Custom type definitions

The library is build using the Python typing system. Based on this type system we define the following custom type definitions.

Activations

from typing import BinaryIO, Callable, Dict, List, Tuple, Union

from torch import Tensor
from torchtext.data import Example

# ACTIVATION DICTS
ActivationName = Tuple[int, str]  # (layer, name)
ActivationNames = List[ActivationName]

ActivationDict = Dict[ActivationName, Tensor]

# LM's layer sizes: (layer, name) -> size
SizeDict = Dict[ActivationName, int]


# EXTRACTION
ActivationFiles = Dict[ActivationName, BinaryIO]

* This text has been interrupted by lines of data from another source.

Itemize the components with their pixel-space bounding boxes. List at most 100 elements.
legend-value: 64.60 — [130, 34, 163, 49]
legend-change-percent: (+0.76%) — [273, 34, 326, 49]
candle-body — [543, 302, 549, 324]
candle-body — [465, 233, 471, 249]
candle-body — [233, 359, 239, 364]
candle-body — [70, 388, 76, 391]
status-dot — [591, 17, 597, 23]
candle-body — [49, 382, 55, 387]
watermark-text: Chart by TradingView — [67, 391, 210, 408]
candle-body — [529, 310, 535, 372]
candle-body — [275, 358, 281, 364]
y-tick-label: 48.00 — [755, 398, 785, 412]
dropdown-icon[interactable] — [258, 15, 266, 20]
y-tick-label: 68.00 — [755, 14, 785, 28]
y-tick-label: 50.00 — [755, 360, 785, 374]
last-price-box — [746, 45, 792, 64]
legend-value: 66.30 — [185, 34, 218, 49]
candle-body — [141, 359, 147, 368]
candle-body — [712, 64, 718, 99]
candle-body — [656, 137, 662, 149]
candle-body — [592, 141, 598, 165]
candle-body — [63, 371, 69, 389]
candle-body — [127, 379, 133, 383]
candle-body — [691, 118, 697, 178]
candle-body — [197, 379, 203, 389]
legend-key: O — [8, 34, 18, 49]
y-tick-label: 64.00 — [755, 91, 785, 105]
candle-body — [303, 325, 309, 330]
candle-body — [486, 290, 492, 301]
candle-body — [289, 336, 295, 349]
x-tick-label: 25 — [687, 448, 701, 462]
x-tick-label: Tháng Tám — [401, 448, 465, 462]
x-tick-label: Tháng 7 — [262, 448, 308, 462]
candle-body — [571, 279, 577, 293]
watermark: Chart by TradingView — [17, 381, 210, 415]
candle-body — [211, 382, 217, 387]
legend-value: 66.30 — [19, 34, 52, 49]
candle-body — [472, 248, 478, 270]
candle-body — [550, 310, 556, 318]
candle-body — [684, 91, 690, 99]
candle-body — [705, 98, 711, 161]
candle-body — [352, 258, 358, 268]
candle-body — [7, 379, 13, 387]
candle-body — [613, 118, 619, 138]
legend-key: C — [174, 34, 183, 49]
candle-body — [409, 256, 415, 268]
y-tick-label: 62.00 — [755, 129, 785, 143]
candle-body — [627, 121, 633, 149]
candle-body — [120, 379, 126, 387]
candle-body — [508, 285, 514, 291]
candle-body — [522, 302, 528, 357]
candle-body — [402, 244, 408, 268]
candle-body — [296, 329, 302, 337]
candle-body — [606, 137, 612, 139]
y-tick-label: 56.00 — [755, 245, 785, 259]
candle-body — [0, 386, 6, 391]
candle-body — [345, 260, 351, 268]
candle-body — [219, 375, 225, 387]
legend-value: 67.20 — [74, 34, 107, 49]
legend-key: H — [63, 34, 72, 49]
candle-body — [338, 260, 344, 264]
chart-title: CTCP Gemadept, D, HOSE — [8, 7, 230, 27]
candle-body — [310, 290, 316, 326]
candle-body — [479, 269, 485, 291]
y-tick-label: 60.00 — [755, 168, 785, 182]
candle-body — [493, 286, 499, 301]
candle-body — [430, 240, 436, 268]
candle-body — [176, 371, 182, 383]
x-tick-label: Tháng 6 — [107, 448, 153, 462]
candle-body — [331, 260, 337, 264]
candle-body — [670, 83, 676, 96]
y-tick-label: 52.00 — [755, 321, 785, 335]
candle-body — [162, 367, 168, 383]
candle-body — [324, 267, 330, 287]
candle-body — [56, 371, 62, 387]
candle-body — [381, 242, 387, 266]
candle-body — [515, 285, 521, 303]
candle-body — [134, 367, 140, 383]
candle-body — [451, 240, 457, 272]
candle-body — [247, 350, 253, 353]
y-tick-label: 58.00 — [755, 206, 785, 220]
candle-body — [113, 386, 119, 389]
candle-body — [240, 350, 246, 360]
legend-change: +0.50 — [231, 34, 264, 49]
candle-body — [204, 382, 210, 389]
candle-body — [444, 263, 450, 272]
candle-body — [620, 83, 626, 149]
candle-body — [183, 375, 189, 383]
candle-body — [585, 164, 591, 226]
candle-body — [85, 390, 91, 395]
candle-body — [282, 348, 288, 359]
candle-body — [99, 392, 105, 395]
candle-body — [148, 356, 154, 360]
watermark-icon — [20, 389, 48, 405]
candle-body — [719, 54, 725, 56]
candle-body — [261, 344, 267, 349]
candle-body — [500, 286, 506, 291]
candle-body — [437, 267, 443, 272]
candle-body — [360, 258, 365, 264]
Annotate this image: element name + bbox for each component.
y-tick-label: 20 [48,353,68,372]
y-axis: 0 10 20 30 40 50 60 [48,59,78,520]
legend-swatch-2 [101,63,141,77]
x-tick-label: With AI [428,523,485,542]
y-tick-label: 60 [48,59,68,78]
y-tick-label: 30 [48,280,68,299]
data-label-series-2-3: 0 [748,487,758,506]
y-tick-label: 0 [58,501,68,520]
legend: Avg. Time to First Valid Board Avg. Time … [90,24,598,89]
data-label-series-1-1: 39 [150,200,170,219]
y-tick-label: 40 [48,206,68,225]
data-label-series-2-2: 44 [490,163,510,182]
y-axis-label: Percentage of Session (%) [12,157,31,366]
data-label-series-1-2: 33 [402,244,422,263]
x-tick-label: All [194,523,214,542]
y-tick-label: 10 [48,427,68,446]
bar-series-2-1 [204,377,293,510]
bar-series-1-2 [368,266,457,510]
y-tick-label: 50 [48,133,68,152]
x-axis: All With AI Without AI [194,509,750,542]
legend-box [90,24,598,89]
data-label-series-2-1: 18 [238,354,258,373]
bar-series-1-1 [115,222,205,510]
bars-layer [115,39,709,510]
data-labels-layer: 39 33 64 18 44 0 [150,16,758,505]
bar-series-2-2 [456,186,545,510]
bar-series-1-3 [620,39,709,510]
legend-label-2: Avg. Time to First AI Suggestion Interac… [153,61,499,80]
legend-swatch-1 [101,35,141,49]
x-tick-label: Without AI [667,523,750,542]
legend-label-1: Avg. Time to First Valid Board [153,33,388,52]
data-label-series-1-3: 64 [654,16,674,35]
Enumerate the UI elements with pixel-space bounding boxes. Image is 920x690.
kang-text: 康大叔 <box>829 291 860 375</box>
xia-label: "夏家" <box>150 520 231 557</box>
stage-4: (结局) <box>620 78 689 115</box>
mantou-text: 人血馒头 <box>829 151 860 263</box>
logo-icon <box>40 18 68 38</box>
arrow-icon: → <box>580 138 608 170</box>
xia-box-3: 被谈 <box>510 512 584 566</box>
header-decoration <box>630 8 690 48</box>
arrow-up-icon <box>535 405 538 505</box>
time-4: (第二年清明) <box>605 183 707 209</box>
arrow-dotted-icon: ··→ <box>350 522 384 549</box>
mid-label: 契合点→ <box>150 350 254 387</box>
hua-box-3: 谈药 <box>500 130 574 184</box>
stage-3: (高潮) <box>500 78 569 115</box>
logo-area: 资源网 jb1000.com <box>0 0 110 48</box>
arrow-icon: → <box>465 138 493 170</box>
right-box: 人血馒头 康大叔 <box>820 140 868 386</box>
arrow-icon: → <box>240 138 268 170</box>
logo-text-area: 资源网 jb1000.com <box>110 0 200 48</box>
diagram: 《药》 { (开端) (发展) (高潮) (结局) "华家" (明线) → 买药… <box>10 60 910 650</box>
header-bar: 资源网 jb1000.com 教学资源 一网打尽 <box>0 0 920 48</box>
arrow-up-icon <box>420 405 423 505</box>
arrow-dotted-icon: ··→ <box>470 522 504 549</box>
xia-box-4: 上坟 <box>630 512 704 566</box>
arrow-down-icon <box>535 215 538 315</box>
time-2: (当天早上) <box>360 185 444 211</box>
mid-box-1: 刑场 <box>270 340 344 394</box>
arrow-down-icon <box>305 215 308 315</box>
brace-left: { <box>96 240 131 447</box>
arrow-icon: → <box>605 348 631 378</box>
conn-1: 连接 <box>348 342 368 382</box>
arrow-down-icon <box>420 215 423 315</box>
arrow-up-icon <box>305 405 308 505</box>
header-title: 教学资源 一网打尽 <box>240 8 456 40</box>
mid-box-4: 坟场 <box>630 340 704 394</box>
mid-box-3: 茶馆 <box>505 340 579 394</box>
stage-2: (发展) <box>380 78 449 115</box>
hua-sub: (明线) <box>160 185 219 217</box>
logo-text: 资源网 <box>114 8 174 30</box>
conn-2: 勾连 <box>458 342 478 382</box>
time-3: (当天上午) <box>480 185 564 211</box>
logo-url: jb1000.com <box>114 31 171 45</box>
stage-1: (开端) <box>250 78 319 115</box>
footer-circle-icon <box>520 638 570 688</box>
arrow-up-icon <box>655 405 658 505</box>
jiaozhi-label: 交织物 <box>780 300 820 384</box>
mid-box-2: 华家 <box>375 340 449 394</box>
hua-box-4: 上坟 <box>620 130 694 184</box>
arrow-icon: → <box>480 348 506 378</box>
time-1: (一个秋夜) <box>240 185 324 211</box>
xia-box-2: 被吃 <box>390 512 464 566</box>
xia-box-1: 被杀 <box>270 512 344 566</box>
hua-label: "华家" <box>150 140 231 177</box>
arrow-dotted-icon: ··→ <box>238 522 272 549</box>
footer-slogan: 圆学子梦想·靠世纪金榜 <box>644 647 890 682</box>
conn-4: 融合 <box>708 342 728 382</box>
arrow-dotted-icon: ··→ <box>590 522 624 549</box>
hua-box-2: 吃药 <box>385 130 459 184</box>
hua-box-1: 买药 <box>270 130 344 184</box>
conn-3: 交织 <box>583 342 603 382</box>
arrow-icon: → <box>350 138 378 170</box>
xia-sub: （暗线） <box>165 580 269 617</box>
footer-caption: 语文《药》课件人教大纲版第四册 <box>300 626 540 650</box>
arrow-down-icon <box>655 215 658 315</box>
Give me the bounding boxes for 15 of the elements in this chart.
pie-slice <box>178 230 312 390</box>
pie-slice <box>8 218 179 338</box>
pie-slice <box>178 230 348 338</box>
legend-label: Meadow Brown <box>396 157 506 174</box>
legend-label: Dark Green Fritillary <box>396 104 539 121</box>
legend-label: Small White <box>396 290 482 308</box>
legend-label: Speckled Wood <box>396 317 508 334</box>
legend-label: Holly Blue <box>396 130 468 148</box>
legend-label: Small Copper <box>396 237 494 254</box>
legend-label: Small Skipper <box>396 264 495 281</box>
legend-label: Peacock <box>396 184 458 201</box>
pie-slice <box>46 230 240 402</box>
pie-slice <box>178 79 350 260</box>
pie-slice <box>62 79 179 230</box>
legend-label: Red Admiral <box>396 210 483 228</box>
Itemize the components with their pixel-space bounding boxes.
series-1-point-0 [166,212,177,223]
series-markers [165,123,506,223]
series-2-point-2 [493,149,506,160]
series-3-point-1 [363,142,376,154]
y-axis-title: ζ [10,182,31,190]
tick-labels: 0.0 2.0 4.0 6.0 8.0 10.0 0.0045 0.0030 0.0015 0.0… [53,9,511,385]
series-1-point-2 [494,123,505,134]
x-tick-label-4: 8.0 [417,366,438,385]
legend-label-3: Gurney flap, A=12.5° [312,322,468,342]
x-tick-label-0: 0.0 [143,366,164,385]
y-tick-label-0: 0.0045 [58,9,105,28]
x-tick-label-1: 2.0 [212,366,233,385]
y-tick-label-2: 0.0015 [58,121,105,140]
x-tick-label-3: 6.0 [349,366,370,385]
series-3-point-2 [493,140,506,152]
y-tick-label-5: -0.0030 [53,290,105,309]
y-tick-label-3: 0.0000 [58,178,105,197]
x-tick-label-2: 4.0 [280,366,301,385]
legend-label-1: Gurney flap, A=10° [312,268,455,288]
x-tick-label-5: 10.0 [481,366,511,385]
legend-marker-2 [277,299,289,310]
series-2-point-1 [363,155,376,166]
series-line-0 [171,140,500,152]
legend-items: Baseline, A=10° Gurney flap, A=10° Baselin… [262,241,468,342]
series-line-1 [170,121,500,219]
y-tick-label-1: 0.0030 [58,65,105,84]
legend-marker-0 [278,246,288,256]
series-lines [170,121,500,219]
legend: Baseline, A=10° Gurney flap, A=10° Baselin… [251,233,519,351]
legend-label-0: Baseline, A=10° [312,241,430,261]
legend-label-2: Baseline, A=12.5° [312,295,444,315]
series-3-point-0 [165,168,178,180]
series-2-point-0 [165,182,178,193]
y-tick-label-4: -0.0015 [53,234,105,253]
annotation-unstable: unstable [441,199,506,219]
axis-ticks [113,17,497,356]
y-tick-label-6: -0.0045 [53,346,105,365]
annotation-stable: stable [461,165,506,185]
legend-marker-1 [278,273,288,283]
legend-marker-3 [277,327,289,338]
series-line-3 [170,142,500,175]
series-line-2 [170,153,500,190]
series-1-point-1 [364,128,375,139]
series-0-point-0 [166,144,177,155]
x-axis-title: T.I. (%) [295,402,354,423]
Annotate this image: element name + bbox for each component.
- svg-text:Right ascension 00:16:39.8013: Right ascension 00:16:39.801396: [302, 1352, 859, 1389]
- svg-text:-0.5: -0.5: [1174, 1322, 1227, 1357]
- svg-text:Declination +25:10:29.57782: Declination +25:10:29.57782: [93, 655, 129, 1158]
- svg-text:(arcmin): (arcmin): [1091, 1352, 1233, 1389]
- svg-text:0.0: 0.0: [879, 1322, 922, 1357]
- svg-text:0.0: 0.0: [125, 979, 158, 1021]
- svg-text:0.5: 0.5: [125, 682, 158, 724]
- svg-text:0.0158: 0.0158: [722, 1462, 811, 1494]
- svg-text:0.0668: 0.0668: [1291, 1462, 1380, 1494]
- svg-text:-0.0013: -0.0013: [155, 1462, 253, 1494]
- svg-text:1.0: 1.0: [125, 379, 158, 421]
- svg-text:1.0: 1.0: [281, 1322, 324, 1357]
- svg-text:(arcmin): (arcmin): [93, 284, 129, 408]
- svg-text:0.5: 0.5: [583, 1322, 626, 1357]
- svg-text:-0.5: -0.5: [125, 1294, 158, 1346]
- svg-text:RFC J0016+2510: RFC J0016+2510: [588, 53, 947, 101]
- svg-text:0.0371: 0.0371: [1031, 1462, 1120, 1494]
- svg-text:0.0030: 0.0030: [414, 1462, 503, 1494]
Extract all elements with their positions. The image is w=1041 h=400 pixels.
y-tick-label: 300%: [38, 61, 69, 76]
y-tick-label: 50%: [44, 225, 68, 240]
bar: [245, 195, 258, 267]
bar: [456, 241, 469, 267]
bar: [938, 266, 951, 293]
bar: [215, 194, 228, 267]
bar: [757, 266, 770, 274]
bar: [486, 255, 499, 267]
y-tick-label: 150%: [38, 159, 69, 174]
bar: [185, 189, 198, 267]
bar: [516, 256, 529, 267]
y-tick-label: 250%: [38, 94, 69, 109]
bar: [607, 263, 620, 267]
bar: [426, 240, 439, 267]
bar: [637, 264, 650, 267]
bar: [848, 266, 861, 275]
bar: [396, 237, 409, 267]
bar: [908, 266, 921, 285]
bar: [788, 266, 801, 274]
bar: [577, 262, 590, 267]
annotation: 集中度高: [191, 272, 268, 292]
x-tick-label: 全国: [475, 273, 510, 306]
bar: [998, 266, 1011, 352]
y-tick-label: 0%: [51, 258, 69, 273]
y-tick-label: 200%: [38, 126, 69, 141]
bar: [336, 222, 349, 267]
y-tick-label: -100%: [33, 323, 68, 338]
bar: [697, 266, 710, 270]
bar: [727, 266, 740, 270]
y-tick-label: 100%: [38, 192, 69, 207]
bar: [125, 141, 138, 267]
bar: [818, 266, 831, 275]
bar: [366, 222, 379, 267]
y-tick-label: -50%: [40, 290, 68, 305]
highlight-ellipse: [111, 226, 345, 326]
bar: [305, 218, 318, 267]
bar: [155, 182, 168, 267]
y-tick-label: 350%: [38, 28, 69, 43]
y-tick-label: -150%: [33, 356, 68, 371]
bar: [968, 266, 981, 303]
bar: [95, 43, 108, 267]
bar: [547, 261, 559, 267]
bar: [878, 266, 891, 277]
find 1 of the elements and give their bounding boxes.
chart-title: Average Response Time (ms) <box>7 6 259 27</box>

# token index, corpus item -> bool
SelectionFunc = Callable[[int, Example], bool]

# [(start, stop)]
ActivationRanges = List[Tuple[int, int]]

RemoveCallback = Callable[[], None]


# INDEXING
# Activation indexing, as done in ActivationReader
ActivationIndex = Union[int, slice, List[int], Tensor]

ActivationKey = Union[ActivationIndex, Tuple[ActivationIndex, ActivationName]]

Probing

from collections import namedtuple
from typing import Callable, Union

from torchtext.data import Example

DataDict = namedtuple(
    "DataDict",
    [
        "train_activations",
        "train_labels",
        "train_control_labels",
        "test_activations",
        "test_labels",
        "test_control_labels",
    ],
)

DataSplit = namedtuple("DataSplit", ["activation_reader", "labels", "control_labels"])

DCConfig = namedtuple(
    "DCConfig",
    ["lr", "max_epochs", "rank", "lambda1", "verbose"],
)

# https://www.aclweb.org/anthology/D19-1275/
# w position, batch item -> label
ControlTask = Callable[[int, Example], Union[str, int]]